It has sparked the biggest debate in cruise in a long time: has Royal Caribbean stolen the Aussie cruising market from under the noses of rival P&O?
Certainly, that august journal of business The Financial Review thinks they have.
According to its Monday edition’s marketing section, Royal Caribbean says it has claimed the top slot in the Australian market, outranking Australia’s very own P&O Cruises.
Royal Caribbean says it carries 200,000 of the 700,000 Australian cruisers per year.
If the cruise line sent five ships to Australia this year, each capable of carrying 3,000 passengers, then this would mean one and a third of those ships was filled with Australian passengers per week.
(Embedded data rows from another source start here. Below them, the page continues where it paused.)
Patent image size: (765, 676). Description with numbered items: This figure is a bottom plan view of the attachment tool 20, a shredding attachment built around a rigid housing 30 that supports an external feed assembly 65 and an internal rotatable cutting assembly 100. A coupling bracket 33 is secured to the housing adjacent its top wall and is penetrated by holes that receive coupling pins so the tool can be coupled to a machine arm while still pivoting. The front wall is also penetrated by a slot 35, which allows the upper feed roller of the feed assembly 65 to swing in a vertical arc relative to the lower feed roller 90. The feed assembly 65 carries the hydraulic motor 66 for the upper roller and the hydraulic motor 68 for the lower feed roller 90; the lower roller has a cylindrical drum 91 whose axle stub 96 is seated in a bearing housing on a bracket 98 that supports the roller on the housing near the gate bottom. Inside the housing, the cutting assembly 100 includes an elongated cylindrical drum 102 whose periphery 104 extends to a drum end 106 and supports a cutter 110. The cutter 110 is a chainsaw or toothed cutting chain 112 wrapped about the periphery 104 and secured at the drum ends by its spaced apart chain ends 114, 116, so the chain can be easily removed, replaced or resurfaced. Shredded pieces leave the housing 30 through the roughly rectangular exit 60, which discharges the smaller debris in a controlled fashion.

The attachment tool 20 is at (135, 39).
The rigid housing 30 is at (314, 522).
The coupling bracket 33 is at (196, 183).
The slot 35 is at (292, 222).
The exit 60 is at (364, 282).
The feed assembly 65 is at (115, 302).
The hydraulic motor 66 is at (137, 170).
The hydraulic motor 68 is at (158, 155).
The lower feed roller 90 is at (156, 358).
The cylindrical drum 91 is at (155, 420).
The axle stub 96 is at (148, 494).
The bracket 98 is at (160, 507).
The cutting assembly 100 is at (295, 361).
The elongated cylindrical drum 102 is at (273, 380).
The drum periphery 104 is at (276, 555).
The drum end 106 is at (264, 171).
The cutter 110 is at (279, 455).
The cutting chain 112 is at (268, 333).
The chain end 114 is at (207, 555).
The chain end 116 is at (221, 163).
Royal Caribbean commercial director Adam Armstrong told Marketing & Media Australia is now the line’s third biggest market, overtaking Canada, other European countries and South America.
He said: “Australia considers cruising as a mainstream holiday.
“Its acceptance for cruising is very high.”
However, larger ships aren’t the only reason Royal Caribbean says it is getting ahead in Australia.
According to Royal Caribbean commercial director Adam Armstrong, newspaper ads continuously bringing in new business and are attracting older and younger cruisers.
He said: “We are supplementing that now with search advertising and social media but newspapers deliver out return-on-investment.
“We see a complete cross-section of people.
“The growth is across all demographics.”
A Royal Caribbean spokesperson told Cruise Passenger it is now the biggest brand in Sydney during the summer season.
The spokesperson explained: “This is based on the number of passengers carried in Sydney during the summer season.
“It has been a gradual but consistent growth over the last five years as RCI has added new ships to the region (Radiance of the Seas and Voyager of the Seas) as well as sending more Aussies to Europe and the Caribbean, the latter being particularly fuelled by Oasis of the Seas and Allure of the Seas.”
Cruise Passenger contacted P&O, but a response was not available at the time of publish.